Qui parle de la violence humaine incommensurable, prête à surgir, n'importe quand. On peut en approcher la source, oui, car rien de ce qui est humain ne nous est étranger. Il reste que son
explosion a une dimension stupéfiante quand elle se produit .
Mais si vous voulez goûter rapidement le talent de Truman Capote, il y a ce petit récit de jeunesse (1948), découvert après sa mort : "La traversée de l'été". Un écrit où toute sa précision sensible se donne à voir.
Un écrit qu'il se permit de mettre au rencard, à peine évoqué dans sa correspondance, alors qu'il ferait pâlir de jalousie bien des auteurs. Le talent a quelque chose d'injuste, on ne peut le nier. Dès cette époque, Capote maîtrise absolument la technique romanesque, sait intégrer la densité qui convient à son récit, jouer des détails qui rendent vivante la narration. Impressionnant.
Truman Capote, c'est un style ambitieux. Mais avant tout une plume au service d'un hypersensible. Et Truman Capote c'est aussi - ce n'est pas son image - mais ça me frappe, un romancier du social, des barrières sociales, de la société de classes. Ce fond là. on le trouve dans "Déjeuner chez Tiffany's" mais plus encore dans "la traversée de l'été".
C'est un récit qui joue avec le thème universel de l'amour impossible, mais dans le contexte de l'époque.
A New York une jeune fille issue de la grande bourgeoisie financière s'éprend, on ne sait pourquoi d'un garagiste. Tout les sépare sinon leur ferveur. Ils jouent l'espoir sans trop y croire, en comprenant très vite qu'ils sont dans l'impasse sans se résigner à l'acter. Si la fille cherche à s'émanciper de son milieu et ne supporte pas d'avoir une destinée de débutante puis de femme du monde, le gars ne semble pas trop savoir où il va et reste de toute manière étanche, le focus étant mis sur les pensées de Grady, l'amante.

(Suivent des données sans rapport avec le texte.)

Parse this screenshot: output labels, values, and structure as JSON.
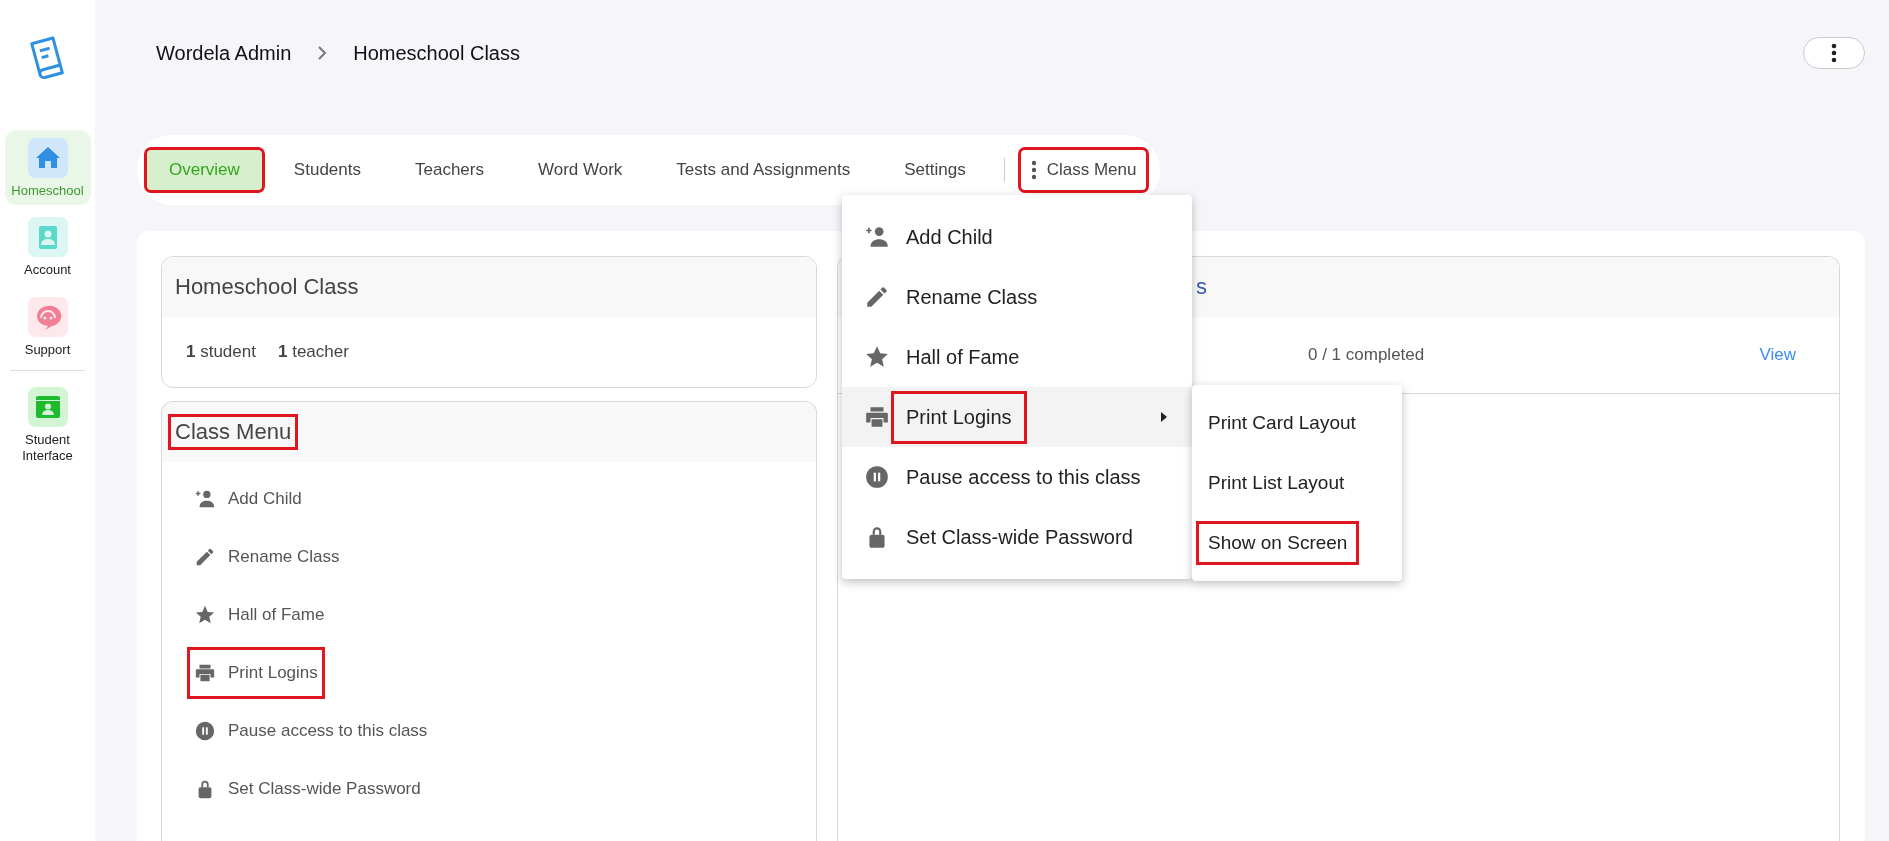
{
  "sidebar": {
    "items": [
      {
        "kind": "house",
        "label": "Homeschool",
        "selected": true
      },
      {
        "kind": "badge",
        "label": "Account",
        "selected": false
      },
      {
        "kind": "headset",
        "label": "Support",
        "selected": false
      },
      {
        "kind": "window",
        "label": "Student Interface",
        "selected": false
      }
    ]
  },
  "breadcrumb": [
    {
      "label": "Wordela Admin"
    },
    {
      "label": "Homeschool Class"
    }
  ],
  "tabs": [
    {
      "label": "Overview",
      "selected": true,
      "highlighted": true
    },
    {
      "label": "Students",
      "selected": false,
      "highlighted": false
    },
    {
      "label": "Teachers",
      "selected": false,
      "highlighted": false
    },
    {
      "label": "Word Work",
      "selected": false,
      "highlighted": false
    },
    {
      "label": "Tests and Assignments",
      "selected": false,
      "highlighted": false
    },
    {
      "label": "Settings",
      "selected": false,
      "highlighted": false
    }
  ],
  "class_menu_button": {
    "label": "Class Menu",
    "highlighted": true
  },
  "class_card": {
    "title": "Homeschool Class",
    "stats": [
      "**1** student",
      "**1** teacher"
    ]
  },
  "menu_card": {
    "title": "Class Menu",
    "title_highlighted": true,
    "items": [
      {
        "kind": "add-person",
        "label": "Add Child",
        "highlighted": false
      },
      {
        "kind": "pencil",
        "label": "Rename Class",
        "highlighted": false
      },
      {
        "kind": "star",
        "label": "Hall of Fame",
        "highlighted": false
      },
      {
        "kind": "printer",
        "label": "Print Logins",
        "highlighted": true
      },
      {
        "kind": "pause",
        "label": "Pause access to this class",
        "highlighted": false
      },
      {
        "kind": "lock",
        "label": "Set Class-wide Password",
        "highlighted": false
      }
    ]
  },
  "right_card": {
    "title": "s",
    "rows": [
      {
        "progress": "0 / 1 completed",
        "link": "View"
      }
    ]
  },
  "dropdown": {
    "items": [
      {
        "kind": "add-person",
        "label": "Add Child",
        "highlighted": false,
        "selected": false,
        "submenu": false
      },
      {
        "kind": "pencil",
        "label": "Rename Class",
        "highlighted": false,
        "selected": false,
        "submenu": false
      },
      {
        "kind": "star",
        "label": "Hall of Fame",
        "highlighted": false,
        "selected": false,
        "submenu": false
      },
      {
        "kind": "printer",
        "label": "Print Logins",
        "highlighted": true,
        "selected": true,
        "submenu": true
      },
      {
        "kind": "pause",
        "label": "Pause access to this class",
        "highlighted": false,
        "selected": false,
        "submenu": false
      },
      {
        "kind": "lock",
        "label": "Set Class-wide Password",
        "highlighted": false,
        "selected": false,
        "submenu": false
      }
    ]
  },
  "submenu": {
    "items": [
      {
        "label": "Print Card Layout",
        "highlighted": false
      },
      {
        "label": "Print List Layout",
        "highlighted": false
      },
      {
        "label": "Show on Screen",
        "highlighted": true
      }
    ]
  }
}
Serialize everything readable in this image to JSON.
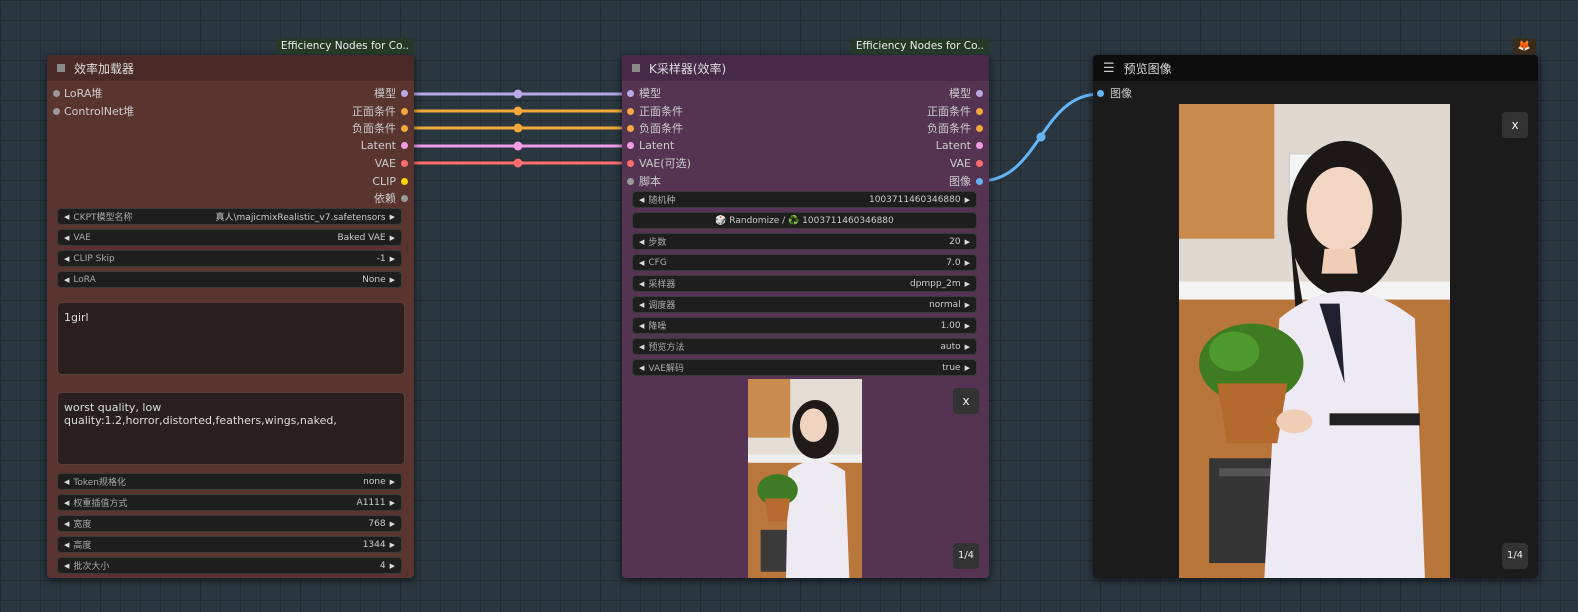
{
  "colors": {
    "model": "#b8a8e6",
    "conditioning": "#f2a83a",
    "latent": "#f29ce6",
    "vae": "#ff6e6e",
    "clip": "#ffd500",
    "image": "#64b5f6",
    "gray": "#9a9a9a"
  },
  "loader": {
    "badge": "Efficiency Nodes for Co..",
    "title": "效率加载器",
    "inputs": [
      "LoRA堆",
      "ControlNet堆"
    ],
    "outputs": [
      "模型",
      "正面条件",
      "负面条件",
      "Latent",
      "VAE",
      "CLIP",
      "依赖"
    ],
    "widgets": [
      {
        "label": "CKPT模型名称",
        "value": "真人\\majicmixRealistic_v7.safetensors"
      },
      {
        "label": "VAE",
        "value": "Baked VAE"
      },
      {
        "label": "CLIP Skip",
        "value": "-1"
      },
      {
        "label": "LoRA",
        "value": "None"
      }
    ],
    "positive_prompt": "1girl",
    "negative_prompt": "worst quality, low quality:1.2,horror,distorted,feathers,wings,naked,",
    "widgets2": [
      {
        "label": "Token规格化",
        "value": "none"
      },
      {
        "label": "权重插值方式",
        "value": "A1111"
      },
      {
        "label": "宽度",
        "value": "768"
      },
      {
        "label": "高度",
        "value": "1344"
      },
      {
        "label": "批次大小",
        "value": "4"
      }
    ]
  },
  "sampler": {
    "badge": "Efficiency Nodes for Co..",
    "title": "K采样器(效率)",
    "inputs": [
      "模型",
      "正面条件",
      "负面条件",
      "Latent",
      "VAE(可选)",
      "脚本"
    ],
    "outputs": [
      "模型",
      "正面条件",
      "负面条件",
      "Latent",
      "VAE",
      "图像"
    ],
    "seed": {
      "label": "随机种",
      "value": "1003711460346880"
    },
    "randomize": "🎲 Randomize / ♻️ 1003711460346880",
    "widgets": [
      {
        "label": "步数",
        "value": "20"
      },
      {
        "label": "CFG",
        "value": "7.0"
      },
      {
        "label": "采样器",
        "value": "dpmpp_2m"
      },
      {
        "label": "调度器",
        "value": "normal"
      },
      {
        "label": "降噪",
        "value": "1.00"
      },
      {
        "label": "预览方法",
        "value": "auto"
      },
      {
        "label": "VAE解码",
        "value": "true"
      }
    ],
    "close": "x",
    "pager": "1/4"
  },
  "preview": {
    "badge": "🦊",
    "title": "预览图像",
    "input": "图像",
    "close": "x",
    "pager": "1/4"
  }
}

La relation durera le temps d'un été caniculaire. Un amour vécu comme une valse hésitation, et sans phrases. Si romantisme il y a, il s'exprime de manière minimaliste, par de petits actes significatifs.
New York est un personnage central du livre, souffrant de la chaleur, et pesant sur les réactions des protagonistes, que le narrateur regarde avec empathie. La ville est puissante chez Truman Capote. "La traversée de l'été" est avant tout un drame mis en scène par NY.

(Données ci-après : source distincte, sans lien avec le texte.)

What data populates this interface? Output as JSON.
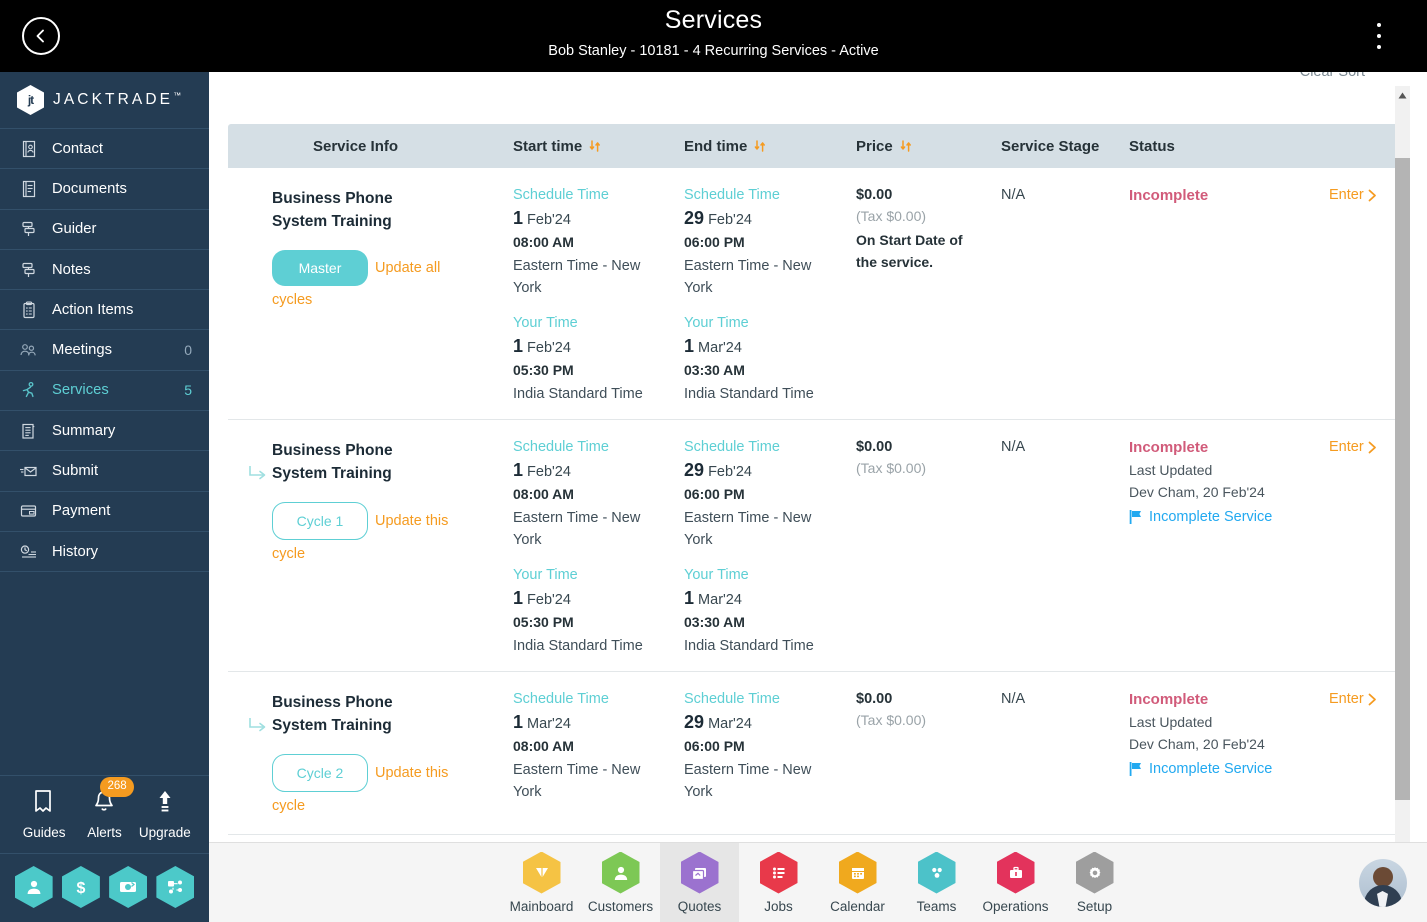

C'est un petit roman presque bourdieusien, je me permets de le souligner malgré l'anachronisme. Je me demande ce qu'en penserait Annie Ernaux, tiens... Les frontières sociales sont là, hyper solides et sans cesse tangibles, elles s'opposent à toute issue heureuse, mais pas seulement : elles enferment la fille et le garçon dans des gangues, elles les condamnent à des gestuelles, des attitudes, elles les empêchent de se mouvoir à l'aise sur le territoire de l'autre. Elles les éloignent continuellement, comme une force centrifuge. Seul l'amour physique est une passerelle solide entre ces deux là.
Ce n'est rien, c'est léger, une aventure entre deux jeunes. Mais c'est vite trop quand ça fissure l'ordre social. Ca ne peut se contenir et ça éclabousse. Ca sent peu à peu le drame. On y va tout droit.